Follow analyzes like that and you’ll find an array of bad actors, crossing partisan and professional lines. Housing is so hard to build in dense cities largely because governments have made it difficult to build. These governments are disproportionately led by Democrats. “The blue places have chosen to make their housing supply inelastic – to use economic parlance – and the red places, on the whole, have allowed housing markets to continue to function and supply to react in the event of a crisis. ‘increase in demand,’ said Jenny Schuetz, author. of “Fixer-Upper: How to Fix America’s Broken Housing Systems.”

But drug prices are high because Republicans support broad patent protections but won’t let the government use its buying power to negotiate prices, which is how virtually every other wealthy nation is cutting costs. We grant monopolies on one side and refuse to use purchasing power on the other. The Warp Speed ​​program for vaccine development was an example of how it could be done another way: the government made itself the buyer of the vaccines and then distributed them freely. And what about public competition for non-patented products? California Governor Gavin Newsom, a Democrat, just announced that the state has set aside $100 million to start manufacturing its own low-cost insulin.

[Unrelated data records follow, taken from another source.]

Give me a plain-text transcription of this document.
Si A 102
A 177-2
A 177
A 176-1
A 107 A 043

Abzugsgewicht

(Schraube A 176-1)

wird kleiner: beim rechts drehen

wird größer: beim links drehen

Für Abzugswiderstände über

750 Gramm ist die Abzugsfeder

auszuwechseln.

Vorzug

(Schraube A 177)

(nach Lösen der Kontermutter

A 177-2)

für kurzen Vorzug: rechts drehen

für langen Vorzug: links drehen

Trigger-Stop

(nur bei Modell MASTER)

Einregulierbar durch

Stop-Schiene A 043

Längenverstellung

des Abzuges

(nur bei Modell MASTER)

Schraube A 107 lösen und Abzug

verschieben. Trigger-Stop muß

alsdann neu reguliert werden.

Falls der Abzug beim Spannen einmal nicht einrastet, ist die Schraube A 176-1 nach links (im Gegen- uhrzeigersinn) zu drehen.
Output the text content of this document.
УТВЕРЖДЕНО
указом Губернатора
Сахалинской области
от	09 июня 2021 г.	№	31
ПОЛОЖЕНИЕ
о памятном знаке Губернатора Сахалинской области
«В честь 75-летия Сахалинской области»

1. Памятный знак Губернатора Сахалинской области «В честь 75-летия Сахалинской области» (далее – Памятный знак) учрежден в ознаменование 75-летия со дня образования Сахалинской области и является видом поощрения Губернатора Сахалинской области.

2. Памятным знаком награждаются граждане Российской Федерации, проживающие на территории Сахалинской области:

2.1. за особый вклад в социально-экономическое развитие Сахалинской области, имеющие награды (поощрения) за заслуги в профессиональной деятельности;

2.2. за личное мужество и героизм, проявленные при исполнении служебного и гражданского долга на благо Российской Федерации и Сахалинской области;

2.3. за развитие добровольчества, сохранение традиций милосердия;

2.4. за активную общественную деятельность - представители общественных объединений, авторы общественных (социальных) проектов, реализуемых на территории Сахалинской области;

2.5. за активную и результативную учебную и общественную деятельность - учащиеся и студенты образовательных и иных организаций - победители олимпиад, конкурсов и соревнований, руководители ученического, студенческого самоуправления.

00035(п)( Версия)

If it works, it could become a national model.

Inflation crises in the United States tend to be caused, or severely aggravated, by our exposure to oil states. That’s true for the OPEC embargo of the 1970s and what the Biden administration likes to call “the Putin price hike” of 2022. As Mark Zandi, chief economist at Moody’s Analytics, noted, the Soaring fuel prices accounted for more than half of June’s inflation. It will probably subside. But a world where most of America’s electricity is generated by wind, solar, nuclear and geothermal is a world where we are much less dependent on fluctuations in the global energy market. (And while it seems almost ridiculous to have to say this, a world of runaway climate crisis won’t be good for prices either; there’s no end of good reasons to decarbonize.)

For decades, we have been in a spending policy. The questions focused on how much to spend and what to spend. We are entering into a policy which seems superficially similar but which is fundamentally different: a price policy. How much to spend and where to direct that spending still matters. But this will be subordinated to a broader objective: to lower prices throughout the economy. And it will be the work of years, perhaps decades.